Who can allow Iran freer hand to acquire weapons?
As the international community discusses the future of arms embargoes on the Islamic Republic of Iran and while the US has good reason to push for the extension of the embargo that is due to expire on October 18, it’s worth remembering the broader picture.
What is at the stake is not an American way of thinking or that of any other country to that effect. The issue is as European as it is American. It pertains to the fabric of the civilized world in its entirety.
“If Iran is allowed to buy weapons from the likes of China and Russia, more civilians in the Middle East will die at the hands of the regime and its proxies,” Secretary of State Mike Pompeo at the beginning of July. He went on to specify that Iran would likely become an arms dealer to other rogue states like Syria and Venezuela, as well as distributing advanced arms to terrorist groups like Hezbollah and Hamas. These outcomes are obviously contrary to American and European interests, but even the financial beneficiaries of Iranian arms sales should be concerned about the overall impact on global stability.
Iran is the undisputed world leader in state sponsorship of terrorism. The significance of that title would be greatly amplified by free access to foreign-manufactured arms. But it’s important to note that the clerical regime was able to maintain that status even when embargoes and sanctions were in full effect.
That goal has only become more urgent in recent years, as that influence has come to threaten lives more openly in Europe and the Americas than it had done for many years beforehand. Tehran was famously responsible for a number of devastating terrorist attacks in the 80s and 90s, including some, like the Khobar Towers bombing in Saudi Arabia in June 1996, which claimed American and European lives and the plot to kill Saudi Ambassador in the middle of Washington, DC during the Obama-Biden administration.
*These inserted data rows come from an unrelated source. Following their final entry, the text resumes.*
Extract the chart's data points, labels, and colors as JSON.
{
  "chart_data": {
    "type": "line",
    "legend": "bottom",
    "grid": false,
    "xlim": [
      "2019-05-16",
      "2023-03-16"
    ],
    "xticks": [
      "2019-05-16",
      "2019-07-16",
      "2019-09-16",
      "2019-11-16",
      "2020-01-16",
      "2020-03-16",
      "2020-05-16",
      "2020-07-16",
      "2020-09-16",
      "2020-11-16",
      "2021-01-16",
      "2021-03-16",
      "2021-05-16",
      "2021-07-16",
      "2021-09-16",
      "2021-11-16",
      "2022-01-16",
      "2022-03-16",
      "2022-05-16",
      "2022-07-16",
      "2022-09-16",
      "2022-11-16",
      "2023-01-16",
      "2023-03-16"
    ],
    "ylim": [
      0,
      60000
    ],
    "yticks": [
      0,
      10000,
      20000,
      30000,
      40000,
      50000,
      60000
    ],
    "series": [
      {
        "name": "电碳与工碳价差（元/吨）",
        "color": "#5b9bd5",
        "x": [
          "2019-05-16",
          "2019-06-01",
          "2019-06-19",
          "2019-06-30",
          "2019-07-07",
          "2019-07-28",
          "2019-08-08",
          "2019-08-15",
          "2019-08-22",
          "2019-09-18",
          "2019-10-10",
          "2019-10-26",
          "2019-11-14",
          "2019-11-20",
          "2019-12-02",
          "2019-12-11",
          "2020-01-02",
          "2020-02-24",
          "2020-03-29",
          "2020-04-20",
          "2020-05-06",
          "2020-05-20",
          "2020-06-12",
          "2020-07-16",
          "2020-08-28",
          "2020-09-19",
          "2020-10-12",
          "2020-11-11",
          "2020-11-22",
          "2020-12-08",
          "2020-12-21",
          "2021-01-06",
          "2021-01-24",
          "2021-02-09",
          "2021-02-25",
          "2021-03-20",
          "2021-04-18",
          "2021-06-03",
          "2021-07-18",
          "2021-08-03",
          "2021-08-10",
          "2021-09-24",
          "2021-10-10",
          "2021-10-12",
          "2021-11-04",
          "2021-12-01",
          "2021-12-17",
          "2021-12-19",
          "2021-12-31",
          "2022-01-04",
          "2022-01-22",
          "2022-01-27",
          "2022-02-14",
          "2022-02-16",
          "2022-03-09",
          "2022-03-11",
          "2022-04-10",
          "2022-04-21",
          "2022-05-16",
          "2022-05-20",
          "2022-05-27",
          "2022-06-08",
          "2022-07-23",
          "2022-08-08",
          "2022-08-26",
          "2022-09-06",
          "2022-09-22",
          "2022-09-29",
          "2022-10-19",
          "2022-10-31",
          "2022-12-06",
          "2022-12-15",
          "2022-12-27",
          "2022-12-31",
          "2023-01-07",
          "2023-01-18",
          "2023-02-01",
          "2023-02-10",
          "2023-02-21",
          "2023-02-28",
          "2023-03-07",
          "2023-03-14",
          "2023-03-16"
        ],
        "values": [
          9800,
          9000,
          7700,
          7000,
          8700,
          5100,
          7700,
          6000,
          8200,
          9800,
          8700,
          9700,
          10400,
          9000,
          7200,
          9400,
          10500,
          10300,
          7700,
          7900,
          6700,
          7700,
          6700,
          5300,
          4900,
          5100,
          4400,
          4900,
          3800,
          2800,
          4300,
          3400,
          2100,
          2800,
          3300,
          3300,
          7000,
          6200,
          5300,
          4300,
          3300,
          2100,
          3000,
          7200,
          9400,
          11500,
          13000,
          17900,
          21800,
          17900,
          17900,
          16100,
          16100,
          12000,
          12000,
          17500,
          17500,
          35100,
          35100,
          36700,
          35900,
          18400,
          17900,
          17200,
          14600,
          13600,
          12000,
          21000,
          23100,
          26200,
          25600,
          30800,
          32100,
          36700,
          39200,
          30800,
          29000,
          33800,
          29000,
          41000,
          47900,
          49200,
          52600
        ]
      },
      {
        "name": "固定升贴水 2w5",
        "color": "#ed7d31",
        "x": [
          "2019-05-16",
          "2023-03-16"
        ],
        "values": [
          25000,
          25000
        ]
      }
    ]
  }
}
A complete picture of the Iranian threat would have to include reference to the deaths that were very nearly attributable to the regime, especially those of foreign nationals – including several American politicians — who were targeted quite directly by Iranian operatives. Literally hundreds of names emerged in this category in June 2018, when two aspiring bombers attempted to cross from Belgium into France while carrying 500 grams of TATP explosive that had been provided to them by a high-ranking Iranian diplomat.
Fortunately, the Iranian-Belgian couple was apprehended before they could follow through on their plan to set off the explosive at the annual gathering of some 100,000 Iranian expatriates and their political supporters outside of Paris. The primary target was Tehran’s arch opponent, Maryam Rajavi, an anti-fundamentalist Muslim woman who has been pushing a massive campaign against the Ayatollah’s reign at home and abroad. Hundreds of international dignitaries including Rudy Giuliani, President Trump’s personal lawyer, and former House Speaker Newt Gingrich were in attendance at that gathering in Paris.
The diplomat, Assadollah Assadi, was arrested in Germany away from his post at the Iranian embassy in Vienna. Another terrorist involved in the same plot was arrested in France. All four are currently in custody in Belgium, waiting for the trial to begin in late November. This will be a landmark case since an acting diplomat has never been arrested in Europe on terrorism charges. Opponents of the Iranian regime are hopeful that the case will reveal crucial details about the threat posed not just by Iranian terrorists but also by the Iranian diplomatic infrastructure on which those terrorists rely.
In the wake of Assadi’s arrest, one spokesperson for Belgian law enforcement told reporters that nearly every Iranian consular official is also an agent of Iran’s intelligence services. This observation is supported by the fact that diplomats were ejected from several European countries over the course of 2018, after it was revealed that they had played roles in terrorist planning and spying on opposition activists. The French bomb plot was preceded, in March of that year, by a similar effort to attack the compound in Albania that houses approximately 3,000 exiled dissidents affiliated with the main Iranian opposition movement, the People’s Mojahedin Organization of Iran, also known as Mujahedin-e Khalq or MEK. And in the United States, two Iranian operatives were indicted for surveilling members of the same organization, in the interest of setting the stage for bombings or assassinations.
I was fortunate to have visited the compound last summer and met many of the exiles who want to return home to a free Iran. I heard their first-hand accounts of being tortured and brutalized by a totalitarian regime that wreaked havoc on the world.
Over the years, it has been established that the Iranian embassies in Europe have been conduits of planning and providing logistics for terror operations in Europe and elsewhere. These embassies and diplomatic posts could easily expand that role to include military grade weapons once Tehran is able to purchase them. And even though the regime’s acquisition of such weapons is a danger in and of itself, the danger would be somewhat more contained in absence of the diplomatic infrastructure that currently forms the core of so much Iranian terrorist activity.